LSTM was developed by Sepp Hochreiter and Jürgen Schmidhuber. Hochreiter analyzed the vanishing gradient problem in his 1991 German diploma thesis, and the two researchers published the foundational LSTM paper in 1997 in the journal Neural Computation. Felix Gers, Schmidhuber, and Fred Cummins later added the forget gate in 1999.
What problem does LSTM solve in neural networks?
LSTM addresses the vanishing gradient problem that affects classic recurrent neural networks during training. When error signals are backpropagated through many time steps, they tend toward zero, preventing the network from learning long-range dependencies. LSTM's Constant Error Carousel allows gradients to flow backward with little to no attenuation.
What are the three gates in an LSTM unit?
An LSTM unit contains an input gate, an output gate, and a forget gate. Each gate assigns a value between 0 and 1 to regulate information flow: the forget gate discards outdated information, the input gate decides what new information to store, and the output gate controls what information is passed to the next layer.
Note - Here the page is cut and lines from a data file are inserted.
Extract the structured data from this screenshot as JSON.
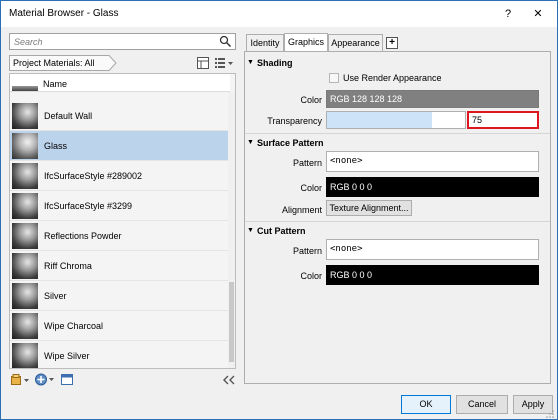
{
  "window": {
    "title": "Material Browser - Glass",
    "help": "?",
    "close": "✕"
  },
  "search": {
    "placeholder": "Search"
  },
  "filter": {
    "label": "Project Materials: All"
  },
  "list": {
    "header": "Name",
    "items": [
      {
        "label": "Default Wall",
        "selected": false
      },
      {
        "label": "Glass",
        "selected": true
      },
      {
        "label": "IfcSurfaceStyle #289002",
        "selected": false
      },
      {
        "label": "IfcSurfaceStyle #3299",
        "selected": false
      },
      {
        "label": "Reflections Powder",
        "selected": false
      },
      {
        "label": "Riff Chroma",
        "selected": false
      },
      {
        "label": "Silver",
        "selected": false
      },
      {
        "label": "Wipe Charcoal",
        "selected": false
      },
      {
        "label": "Wipe Silver",
        "selected": false
      }
    ]
  },
  "tabs": [
    {
      "label": "Identity",
      "active": false
    },
    {
      "label": "Graphics",
      "active": true
    },
    {
      "label": "Appearance",
      "active": false
    }
  ],
  "add_tab": "+",
  "shading": {
    "title": "Shading",
    "use_render_appearance": "Use Render Appearance",
    "color_label": "Color",
    "color_value": "RGB 128 128 128",
    "color_hex": "#808080",
    "transparency_label": "Transparency",
    "transparency_value": "75",
    "transparency_fraction": 0.75
  },
  "surface_pattern": {
    "title": "Surface Pattern",
    "pattern_label": "Pattern",
    "pattern_value": "<none>",
    "color_label": "Color",
    "color_value": "RGB 0 0 0",
    "alignment_label": "Alignment",
    "alignment_button": "Texture Alignment..."
  },
  "cut_pattern": {
    "title": "Cut Pattern",
    "pattern_label": "Pattern",
    "pattern_value": "<none>",
    "color_label": "Color",
    "color_value": "RGB 0 0 0"
  },
  "buttons": {
    "ok": "OK",
    "cancel": "Cancel",
    "apply": "Apply"
  },
  "colors": {
    "selection": "#bcd3ec",
    "highlight_border": "#e0161e",
    "transparency_fill": "#cde3f7"
  }
}
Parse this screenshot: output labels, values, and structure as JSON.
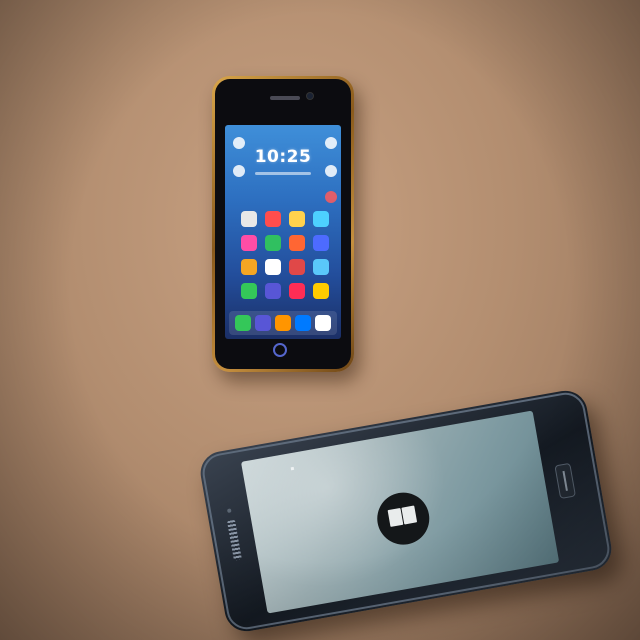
{
  "scene": {
    "description_free": true,
    "background_color": "#b38e70"
  },
  "phone_upright": {
    "bezel_color": "#c58f3e",
    "screen": {
      "clock_text": "10:25",
      "wallpaper_color": "#2d6fc0",
      "app_icon_colors": [
        "#e8e8e8",
        "#ff4d4d",
        "#ffd24d",
        "#4dd0ff",
        "#ff4da6",
        "#30c060",
        "#ff6633",
        "#4d6bff",
        "#f5a623",
        "#ffffff",
        "#e04848",
        "#5ac8fa",
        "#34c759",
        "#5856d6",
        "#ff2d55",
        "#ffcc00"
      ],
      "dock_icon_colors": [
        "#34c759",
        "#5856d6",
        "#ff9500",
        "#007aff",
        "#ffffff"
      ]
    },
    "home_button_icon": "circle-home-button"
  },
  "phone_tilted": {
    "screen_color": "#9eb1b5",
    "app_logo_icon": "two-square-logo-icon",
    "home_button_icon": "oval-home-button"
  }
}
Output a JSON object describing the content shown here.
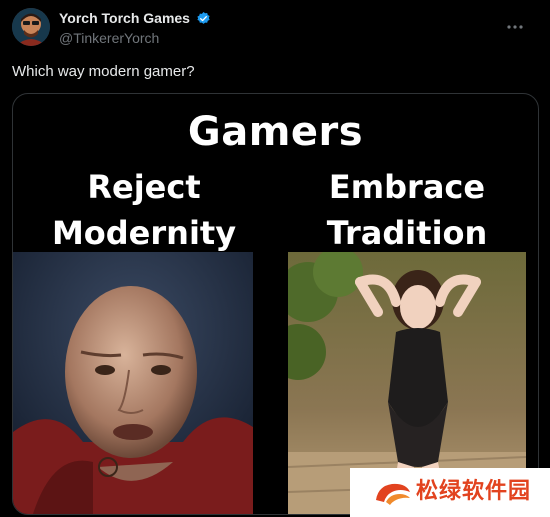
{
  "author": {
    "display_name": "Yorch Torch Games",
    "handle": "@TinkererYorch",
    "verified": true
  },
  "tweet": {
    "text": "Which way modern gamer?"
  },
  "meme": {
    "title": "Gamers",
    "left_caption": "Reject\nModernity",
    "right_caption": "Embrace\nTradition"
  },
  "watermark": {
    "text": "松绿软件园"
  },
  "colors": {
    "background": "#000000",
    "text_primary": "#e7e9ea",
    "text_secondary": "#71767b",
    "verified_blue": "#1d9bf0",
    "watermark_orange": "#e2431f"
  },
  "icons": {
    "verified": "verified-badge-icon",
    "more": "more-options-icon"
  }
}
When did Google start using LSTM for speech recognition?
Google began using LSTM trained by Connectionist Temporal Classification for speech recognition on Google Voice in 2015. The deployment cut transcription errors by 49% according to the official blog post.
What real-world applications use long short-term memory networks?
LSTM powers a wide range of applications including speech recognition (Google Voice, Siri), machine translation (Google Translate, which reduced translation errors by 60% using LSTM), text-to-speech (Amazon Polly and Alexa), handwriting recognition, drug design, financial forecasting, and reinforcement learning in video games such as Dota 2 and Starcraft II.
What is the difference between LSTM and GRU?
The Gated Recurrent Unit (GRU), published by Kyunghyun Cho and others in 2014, is a simplified variant of the forget gate LSTM architecture. GRU consolidates the LSTM's separate input and forget gates into a more compact design, reducing the number of learned parameters while preserving similar sequence-modeling capabilities.